A comparison of marker gene selection methods for single-cell RNA sequencing data

Jeffrey M. Pullin,Davis J. McCarthy
DOI: https://doi.org/10.1186/s13059-024-03183-0
IF: 17.906
2024-02-29
Genome Biology
Abstract:The development of single-cell RNA sequencing (scRNA-seq) has enabled scientists to catalog and probe the transcriptional heterogeneity of individual cells in unprecedented detail. A common step in the analysis of scRNA-seq data is the selection of so-called marker genes, most commonly to enable annotation of the biological cell types present in the sample. In this paper, we benchmark 59 computational methods for selecting marker genes in scRNA-seq data.
genetics & heredity,biotechnology & applied microbiology
What problem does this paper attempt to address?

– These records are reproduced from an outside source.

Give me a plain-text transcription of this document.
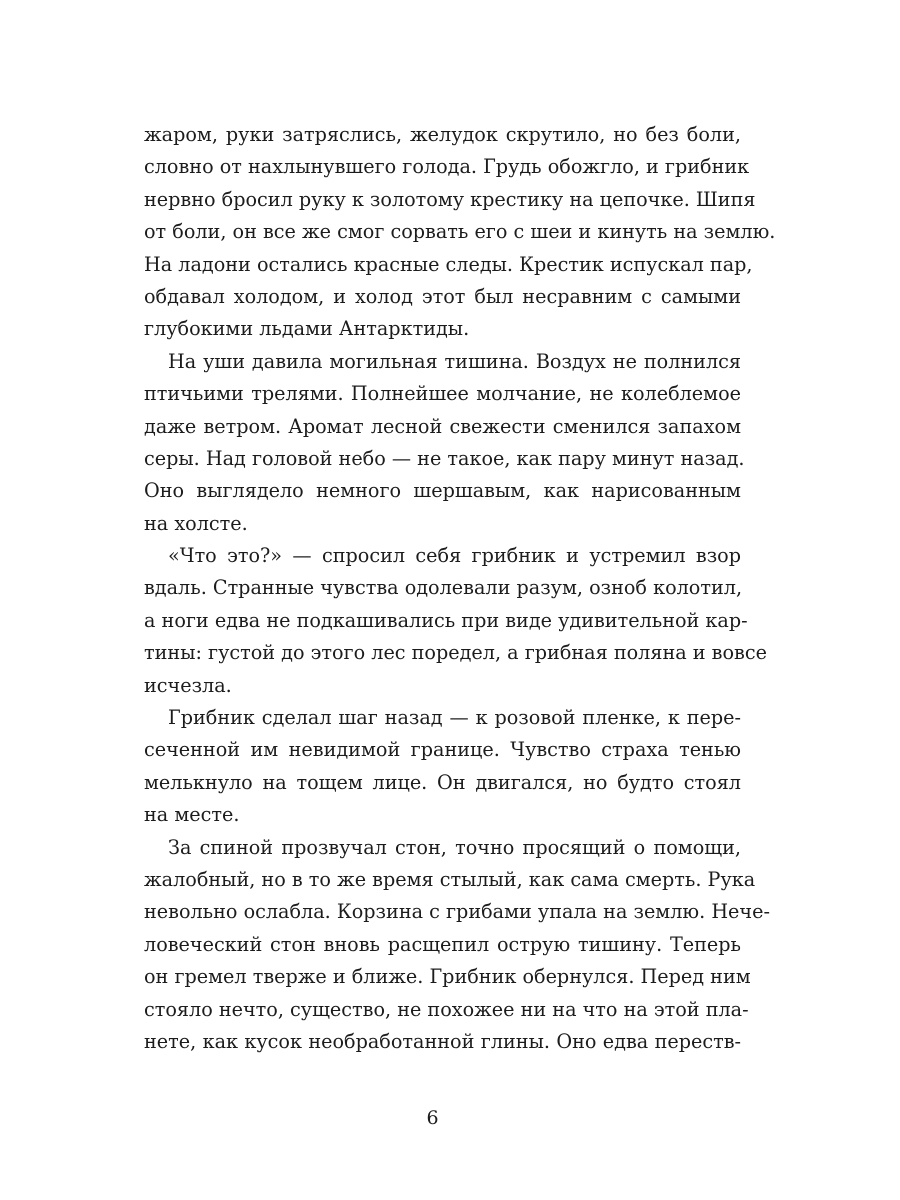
жаром, руки затряслись, желудок скрутило, но без боли,
словно от нахлынувшего голода. Грудь обожгло, и грибник
нервно бросил руку к золотому крестику на цепочке. Шипя
от боли, он все же смог сорвать его с шеи и кинуть на землю.
На ладони остались красные следы. Крестик испускал пар,
обдавал холодом, и холод этот был несравним с самыми
глубокими льдами Антарктиды.
На уши давила могильная тишина. Воздух не полнился
птичьими трелями. Полнейшее молчание, не колеблемое
даже ветром. Аромат лесной свежести сменился запахом
серы. Над головой небо — не такое, как пару минут назад.
Оно выглядело немного шершавым, как нарисованным
на холсте.
«Что это?» — спросил себя грибник и устремил взор
вдаль. Странные чувства одолевали разум, озноб колотил,
а ноги едва не подкашивались при виде удивительной кар-
тины: густой до этого лес поредел, а грибная поляна и вовсе
исчезла.
Грибник сделал шаг назад — к розовой пленке, к пере-
сеченной им невидимой границе. Чувство страха тенью
мелькнуло на тощем лице. Он двигался, но будто стоял
на месте.
За спиной прозвучал стон, точно просящий о помощи,
жалобный, но в то же время стылый, как сама смерть. Рука
невольно ослабла. Корзина с грибами упала на землю. Нече-
ловеческий стон вновь расщепил острую тишину. Теперь
он гремел тверже и ближе. Грибник обернулся. Перед ним
стояло нечто, существо, не похожее ни на что на этой пла-
нете, как кусок необработанной глины. Оно едва переств-
6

The problem that this paper attempts to solve is the evaluation and comparison of methods for selecting marker genes in single - cell RNA sequencing (scRNA - seq) data. Specifically, the objectives of the paper include: 1. **Method evaluation**: Benchmark 59 different computational methods for selecting marker genes from scRNA - seq data. These methods cover traditional statistical methods and modern machine - learning methods. 2. **Performance comparison**: Compare the performance of these methods in the following aspects by using 14 real scRNA - seq datasets and over 170 simulated datasets: - **Ability to recover known marker genes**: That is, whether the method can successfully identify marker genes annotated by experts. - **Predictive performance**: The predictive ability of the selected gene sets. - **Memory usage and speed**: The computational efficiency of the method. - **Implementation quality**: The quality of the software implementation of the method. 3. **Analysis of method characteristics**: Analyze the characteristics of marker genes selected by different methods, including gene expression levels, the proportion of up - regulated or down - regulated genes, etc. 4. **Method consistency**: Evaluate the consistency of marker genes selected among different methods. For example, the paper mentions that there is a low overlap between two commonly used methods, Scanpy and Seurat, and even their rankings also differ significantly. 5. **Recommend best practices**: Based on the results of the benchmark tests, provide researchers with best - practice suggestions for selecting marker genes. The paper specifically points out that simple statistical methods such as Wilcoxon rank - sum test, Student's t - test, and logistic regression perform well in selecting marker genes. Overall, this paper aims to provide a scientific basis and practical guidance for marker gene selection in scRNA - seq data analysis through comprehensive benchmark tests.